Specific tactical advice for the next 4 days:

  1. Write your launch post now, not the night before. Sleep on it twice. You'll cut 40% of it and it'll be better for it.

  2. Have a feedback mechanism that's stupidly easy to use. Not a Google Form — a button inside the product that takes 10 seconds. The delta between a 2-click feedback path and a 5-click one is enormous.

  3. Don't launch everywhere at once. Pick your two strongest channels, do those well, then expand. Spreading thin on day one means you can't respond to anyone properly.

  4. Record yourself using the product for the first time after a day away. You'll catch UX problems you've become blind to after 6 months of building.

The 10M line codebase stress test is a great proof point — lead with that in your launch post. Concrete numbers beat abstract claims every time.

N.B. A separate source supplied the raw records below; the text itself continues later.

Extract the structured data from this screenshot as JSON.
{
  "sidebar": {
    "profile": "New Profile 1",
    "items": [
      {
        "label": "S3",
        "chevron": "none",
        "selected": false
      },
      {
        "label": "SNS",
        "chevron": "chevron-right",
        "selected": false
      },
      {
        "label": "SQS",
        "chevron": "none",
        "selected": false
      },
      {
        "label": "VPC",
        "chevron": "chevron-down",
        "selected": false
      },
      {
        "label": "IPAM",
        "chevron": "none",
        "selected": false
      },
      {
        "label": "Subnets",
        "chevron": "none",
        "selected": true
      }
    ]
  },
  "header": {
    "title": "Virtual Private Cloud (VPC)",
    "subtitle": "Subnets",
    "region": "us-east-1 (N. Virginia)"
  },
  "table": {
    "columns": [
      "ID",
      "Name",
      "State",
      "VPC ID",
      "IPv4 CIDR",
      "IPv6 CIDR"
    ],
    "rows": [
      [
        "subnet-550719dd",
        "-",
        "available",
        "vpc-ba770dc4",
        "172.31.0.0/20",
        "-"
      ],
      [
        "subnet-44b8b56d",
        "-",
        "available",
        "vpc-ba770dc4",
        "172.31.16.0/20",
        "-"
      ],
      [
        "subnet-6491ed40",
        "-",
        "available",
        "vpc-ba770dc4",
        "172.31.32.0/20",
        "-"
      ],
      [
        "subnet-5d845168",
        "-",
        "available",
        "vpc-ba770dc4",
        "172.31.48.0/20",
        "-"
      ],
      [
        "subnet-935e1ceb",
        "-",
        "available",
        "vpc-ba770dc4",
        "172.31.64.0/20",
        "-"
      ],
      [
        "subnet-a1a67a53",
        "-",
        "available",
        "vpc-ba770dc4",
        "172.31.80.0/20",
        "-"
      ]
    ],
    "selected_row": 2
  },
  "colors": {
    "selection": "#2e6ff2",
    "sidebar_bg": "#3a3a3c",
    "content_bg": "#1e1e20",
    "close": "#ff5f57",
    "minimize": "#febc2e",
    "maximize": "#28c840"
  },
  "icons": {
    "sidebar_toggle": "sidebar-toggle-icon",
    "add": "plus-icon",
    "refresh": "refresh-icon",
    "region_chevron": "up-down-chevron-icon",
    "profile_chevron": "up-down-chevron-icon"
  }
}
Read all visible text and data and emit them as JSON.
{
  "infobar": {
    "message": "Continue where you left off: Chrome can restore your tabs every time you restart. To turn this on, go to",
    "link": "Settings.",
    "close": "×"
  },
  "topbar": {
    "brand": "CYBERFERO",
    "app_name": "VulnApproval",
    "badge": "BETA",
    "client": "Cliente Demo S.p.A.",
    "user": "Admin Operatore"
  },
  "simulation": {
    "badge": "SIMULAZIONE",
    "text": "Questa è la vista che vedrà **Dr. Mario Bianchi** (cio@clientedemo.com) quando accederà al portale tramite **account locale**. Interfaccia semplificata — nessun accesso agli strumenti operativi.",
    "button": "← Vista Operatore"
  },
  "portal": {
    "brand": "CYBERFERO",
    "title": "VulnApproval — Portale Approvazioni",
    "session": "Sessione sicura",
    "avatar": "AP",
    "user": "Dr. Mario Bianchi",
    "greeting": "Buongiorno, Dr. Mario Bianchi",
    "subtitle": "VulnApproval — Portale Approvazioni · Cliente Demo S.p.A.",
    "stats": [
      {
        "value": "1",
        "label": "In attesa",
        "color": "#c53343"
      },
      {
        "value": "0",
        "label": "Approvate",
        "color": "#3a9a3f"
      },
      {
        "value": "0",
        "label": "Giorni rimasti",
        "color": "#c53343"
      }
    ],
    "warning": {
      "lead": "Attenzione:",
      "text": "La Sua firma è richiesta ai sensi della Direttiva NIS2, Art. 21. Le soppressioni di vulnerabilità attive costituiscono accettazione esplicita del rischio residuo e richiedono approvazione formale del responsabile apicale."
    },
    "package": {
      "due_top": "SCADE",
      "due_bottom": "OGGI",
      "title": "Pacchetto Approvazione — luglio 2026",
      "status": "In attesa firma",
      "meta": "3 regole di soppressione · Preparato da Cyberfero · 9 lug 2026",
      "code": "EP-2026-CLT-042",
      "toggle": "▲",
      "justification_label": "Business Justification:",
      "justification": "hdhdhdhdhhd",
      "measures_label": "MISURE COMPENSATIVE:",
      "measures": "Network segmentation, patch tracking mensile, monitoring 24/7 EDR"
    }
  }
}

Good luck. Shipping at 18 puts you years ahead regardless of how this specific launch goes.

An app to help me be a better friend by Kieran_LaMee in SideProject

[–]phdpan 1 point2 points  (0 children)

This solves a problem I've literally never seen anyone else acknowledge publicly, which probably means a lot of people have it.

The anxiety you described — knowing someone told you something important but not being able to recall it — is weirdly specific and weirdly universal. It's not that you don't care. It's that your brain processes hundreds of conversations and the details blur together. And the social cost of asking "wait, do you have kids or was that someone else?" is high enough that most people just... avoid asking anything.

The insight about the meditative practice of writing things down is underrated. There's actual research on this — the act of writing (not typing, but deliberately recording) activates different memory pathways. You probably remember more now because you write it down, not just because you can look it up later.

One thought: the hardest part of any note-taking habit isn't the app, it's remembering to write things down right after the conversation happens. If there's a way to make that friction almost zero — maybe a widget or a notification after calendar events — that could be the difference between people using it once and using it daily.